Tom Coghlan spent five years in Kabul as a freelance reporter. He worked with Afghan journalists, who risked their lives on a daily basis to bring news from their country to the world. As Tom admits, over time and through the forest of a long-established beard, it is all too easy forget that you are only a visitor:
‘In 2006 I pushed my fixer to come with me into a market in the town of Maiwand, near Kandahar, which he said was full of Taliban. I wanted a vox pop [soundbites from the man on the street] on the day the British announced their deployment to neighbouring Helmand. (It seemed appropriate because the town had seen the great defeat of British troops in 1882, during the Second Afghan War.) I overruled my fixer’s misgivings and we went in there, though I persuaded two local militiamen to come too.
‘The first person we tried to speak to looked at us with incredulity and terror, and said his shop was now closed. Although I was dressed as an Afghan and trying to be discreet, few locals seemed to be fooled. We quickly found a crowd building around us. Our so-called bodyguards looked increasingly frightened. A man gestured at me and I tried to shake his hand. He continued to talk and gesture, as a look of increasing panic and indecision came into the eyes of our bodyguards. My fixer explained later that the man and other members of the crowd were trying to persuade the guards to shoot me as a spy and enemy of Muslims. The guards were unsure what to do, but my fixer was assertive and quick-witted, and dominated the indecision within the crowd for the crucial minute it took to pull me out of there.
‘The obvious lesson to draw from this is to think very carefully and really weigh the costs and benefits before you overrule local knowledge. It is, unfortunately, a lesson that I have learnt a few times.’
Zeina Khodr had the opposite struggle. It was sticking to her instincts and overriding the local advice that saved her life, she says.
‘Your life should be in your hands, no one else’s. Take advice, but also follow your instincts. My team and I were travelling to Helmand from Kandahar in late 2009 along a single-track road. We passed an area that was in the middle of an attack by the Taliban, and continued as far as we could until we came to a bridge that they blew up.

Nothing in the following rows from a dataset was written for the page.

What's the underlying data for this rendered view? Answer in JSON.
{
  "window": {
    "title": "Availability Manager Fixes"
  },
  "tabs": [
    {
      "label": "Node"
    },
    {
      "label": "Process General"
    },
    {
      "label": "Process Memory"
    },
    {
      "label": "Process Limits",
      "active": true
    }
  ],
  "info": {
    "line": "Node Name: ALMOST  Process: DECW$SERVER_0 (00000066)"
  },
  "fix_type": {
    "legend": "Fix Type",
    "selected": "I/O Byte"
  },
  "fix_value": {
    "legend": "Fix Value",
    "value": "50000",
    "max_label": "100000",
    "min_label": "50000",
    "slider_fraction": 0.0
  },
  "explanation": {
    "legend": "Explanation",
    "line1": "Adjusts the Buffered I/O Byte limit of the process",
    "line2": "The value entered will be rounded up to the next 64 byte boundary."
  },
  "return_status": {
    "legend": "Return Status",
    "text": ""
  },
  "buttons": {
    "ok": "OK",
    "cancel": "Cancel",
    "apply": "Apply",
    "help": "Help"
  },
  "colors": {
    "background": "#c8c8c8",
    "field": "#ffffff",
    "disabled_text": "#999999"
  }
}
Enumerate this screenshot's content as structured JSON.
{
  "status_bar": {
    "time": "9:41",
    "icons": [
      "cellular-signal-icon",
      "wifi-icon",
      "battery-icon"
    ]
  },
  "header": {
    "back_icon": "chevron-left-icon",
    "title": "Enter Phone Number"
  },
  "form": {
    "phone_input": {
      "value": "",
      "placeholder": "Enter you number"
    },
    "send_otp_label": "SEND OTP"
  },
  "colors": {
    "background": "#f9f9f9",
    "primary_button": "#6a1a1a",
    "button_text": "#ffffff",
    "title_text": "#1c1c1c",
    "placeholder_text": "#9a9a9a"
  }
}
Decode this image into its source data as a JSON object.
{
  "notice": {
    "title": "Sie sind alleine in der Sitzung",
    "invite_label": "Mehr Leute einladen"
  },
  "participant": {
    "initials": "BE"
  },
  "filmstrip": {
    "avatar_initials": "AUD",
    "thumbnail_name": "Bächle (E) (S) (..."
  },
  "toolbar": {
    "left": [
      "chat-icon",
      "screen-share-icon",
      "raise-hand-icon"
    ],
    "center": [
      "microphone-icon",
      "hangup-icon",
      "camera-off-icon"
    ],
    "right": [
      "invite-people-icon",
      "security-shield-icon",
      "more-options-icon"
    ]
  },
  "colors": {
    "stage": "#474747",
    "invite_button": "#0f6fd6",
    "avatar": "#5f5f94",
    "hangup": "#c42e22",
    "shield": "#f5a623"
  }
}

There were three choices: go back on the single track; go off-road through the Taliban-controlled villages; or stay put. I said we should head back along the single track – we were all disguised, so there was no reason for them to suspect us. But after 500 metres, we saw Taliban fighters coming out of civilian homes. They were approaching the highway. A bus was stuck and there was a traffic jam. I said, “Don’t panic. Go forward.” The last thing I wanted was to go back and be a sitting duck. The rest of the team disagreed with me, reversing backwards until we had a police checkpoint full of drugged-up officers on one side, the bridge in front of us and the Taliban all around. We were stuck there for seven hours. We hadn’t brought water, so dehydration alone could have killed us. Reversing had been the wrong decision.